7.2 Chronic Management¶
Rehabilitation includes cognitive therapy, vestibular exercises, and subthreshold exercise for PPCS. Medications like acetaminophen, amitriptyline, and promethazine may be used for symptoms.
8. PROGNOSIS & COMPLICATIONS¶
Most mild TBI patients recover fully within weeks. Severe TBI may result in long-term disability or death. Complications include chronic subdural hematoma, posttraumatic epilepsy, and increased dementia risk. Long-term outcomes depend on injury severity and recovery trajectory.
8.1 Long-Term Outcomes¶
TBI increases risk of dementia (63–96% higher) and neurodegenerative diseases. Chronic traumatic encephalopathy (CTE) is associated with repetitive head impacts and tau protein deposition.
8.2 Complications¶
Complications include posttraumatic epilepsy (17% of contusion cases), chronic subdural hematoma, and cognitive decline. Early rehabilitation reduces risk of prolonged recovery.

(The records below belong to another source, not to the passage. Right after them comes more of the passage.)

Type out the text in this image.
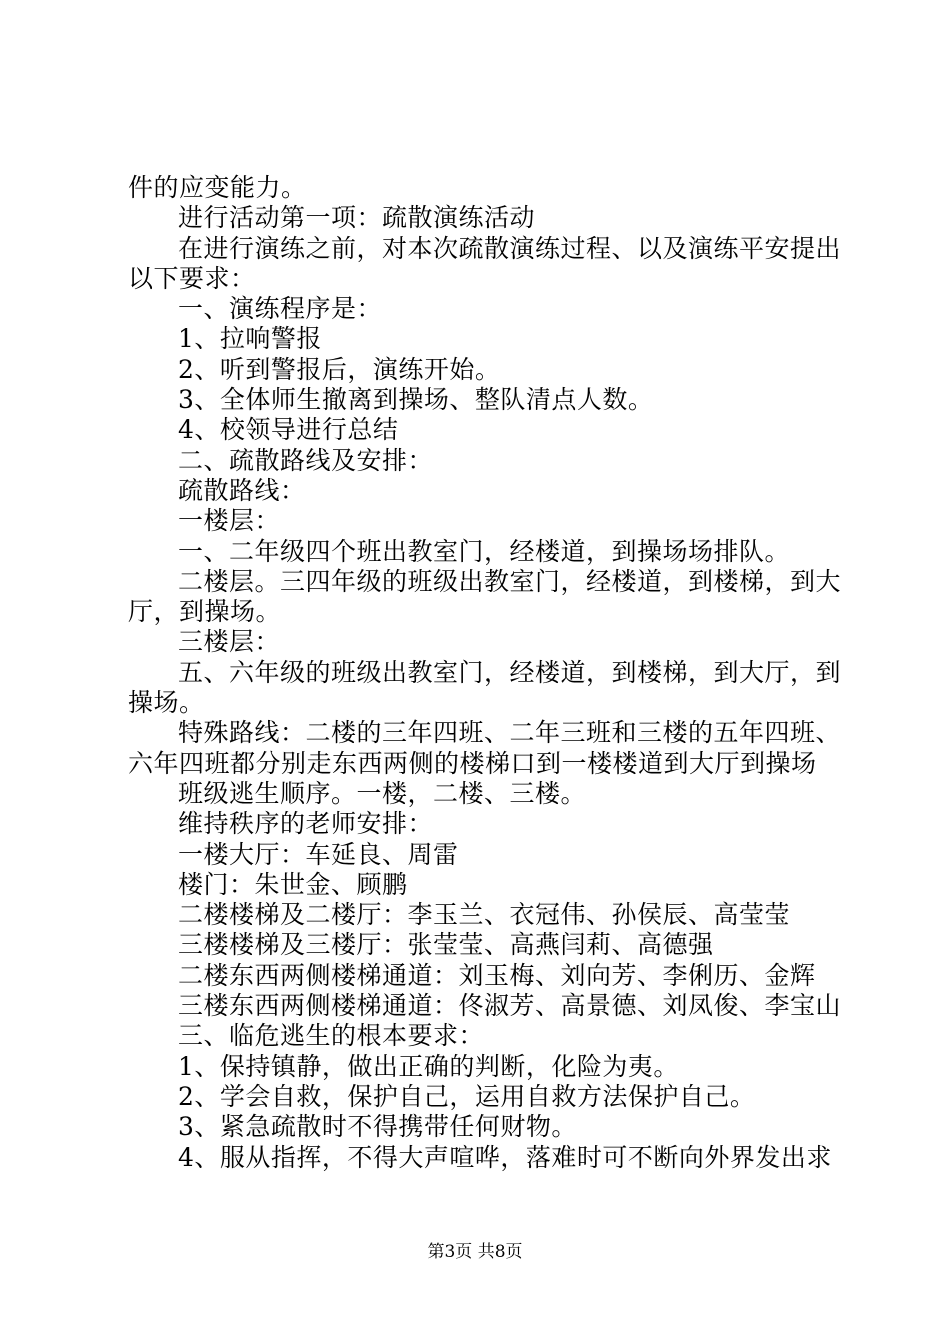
件的应变能力。
进行活动第一项：疏散演练活动
在进行演练之前，对本次疏散演练过程、以及演练平安提出
以下要求：
一、演练程序是：
1、拉响警报
2、听到警报后，演练开始。
3、全体师生撤离到操场、整队清点人数。
4、校领导进行总结
二、疏散路线及安排：
疏散路线：
一楼层：
一、二年级四个班出教室门，经楼道，到操场场排队。
二楼层。三四年级的班级出教室门，经楼道，到楼梯，到大
厅，到操场。
三楼层：
五、六年级的班级出教室门，经楼道，到楼梯，到大厅，到
操场。
特殊路线：二楼的三年四班、二年三班和三楼的五年四班、
六年四班都分别走东西两侧的楼梯口到一楼楼道到大厅到操场
班级逃生顺序。一楼，二楼、三楼。
维持秩序的老师安排：
一楼大厅：车延良、周雷
楼门：朱世金、顾鹏
二楼楼梯及二楼厅：李玉兰、衣冠伟、孙侯辰、高莹莹
三楼楼梯及三楼厅：张莹莹、高燕闫莉、高德强
二楼东西两侧楼梯通道：刘玉梅、刘向芳、李俐历、金辉
三楼东西两侧楼梯通道：佟淑芳、高景德、刘凤俊、李宝山
三、临危逃生的根本要求：
1、保持镇静，做出正确的判断，化险为夷。
2、学会自救，保护自己，运用自救方法保护自己。
3、紧急疏散时不得携带任何财物。
4、服从指挥，不得大声喧哗，落难时可不断向外界发出求
第3页 共8页
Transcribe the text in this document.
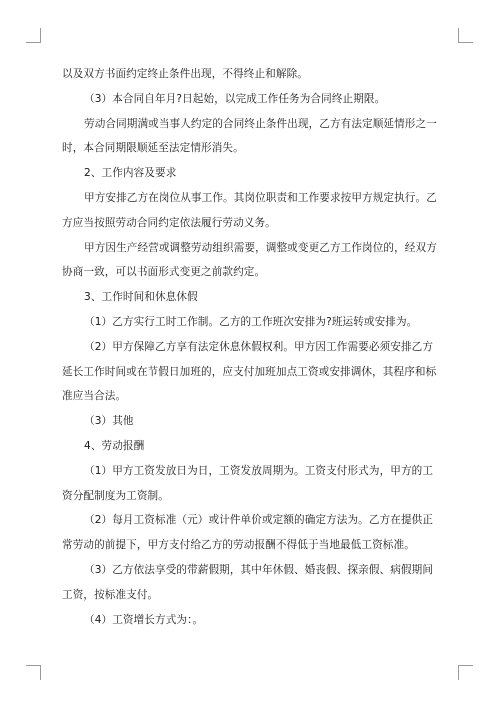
以及双方书面约定终止条件出现，不得终止和解除。

（3）本合同自年月?日起始，以完成工作任务为合同终止期限。

劳动合同期满或当事人约定的合同终止条件出现，乙方有法定顺延情形之一时，本合同期限顺延至法定情形消失。

2、工作内容及要求

甲方安排乙方在岗位从事工作。其岗位职责和工作要求按甲方规定执行。乙方应当按照劳动合同约定依法履行劳动义务。

甲方因生产经营或调整劳动组织需要，调整或变更乙方工作岗位的，经双方协商一致，可以书面形式变更之前款约定。

3、工作时间和休息休假

（1）乙方实行工时工作制。乙方的工作班次安排为?班运转或安排为。

（2）甲方保障乙方享有法定休息休假权利。甲方因工作需要必须安排乙方延长工作时间或在节假日加班的，应支付加班加点工资或安排调休，其程序和标准应当合法。

（3）其他

4、劳动报酬

（1）甲方工资发放日为日，工资发放周期为。工资支付形式为，甲方的工资分配制度为工资制。

（2）每月工资标准（元）或计件单价或定额的确定方法为。乙方在提供正常劳动的前提下，甲方支付给乙方的劳动报酬不得低于当地最低工资标准。

（3）乙方依法享受的带薪假期，其中年休假、婚丧假、探亲假、病假期间工资，按标准支付。

（4）工资增长方式为：。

9. SPECIAL CONSIDERATIONS¶
Special considerations include management of TBI in pregnancy, pediatrics, and the elderly. Sports-related concussions require strict return-to-play protocols. Military and veteran populations may have unique risks for repetitive head injury.
9.1 Pediatric Considerations¶
Children are prone to prolonged symptoms and delayed recovery. Imaging should be used cautiously due to radiation risks. Cognitive and behavioral changes may persist beyond acute recovery.
9.2 Sports-Related Concussions¶
Return-to-play guidelines emphasize symptom resolution and medical clearance. Early rehabilitation with subthreshold exercise reduces recovery time. Second-impact syndrome is a risk with repeated concussions.
10. KEY POINTS & CLINICAL PEARLS¶
Key points: 1) Mild TBI is common, with 85% of patients recovering fully within 1–2 weeks. 2) CT is the primary imaging modality for acute TBI. 3) Chronic subdural hematoma requires surgical evacuation. 4) Blood-based biomarkers improve detection of mild TBI. 5) Early rehabilitation reduces risk of prolonged recovery.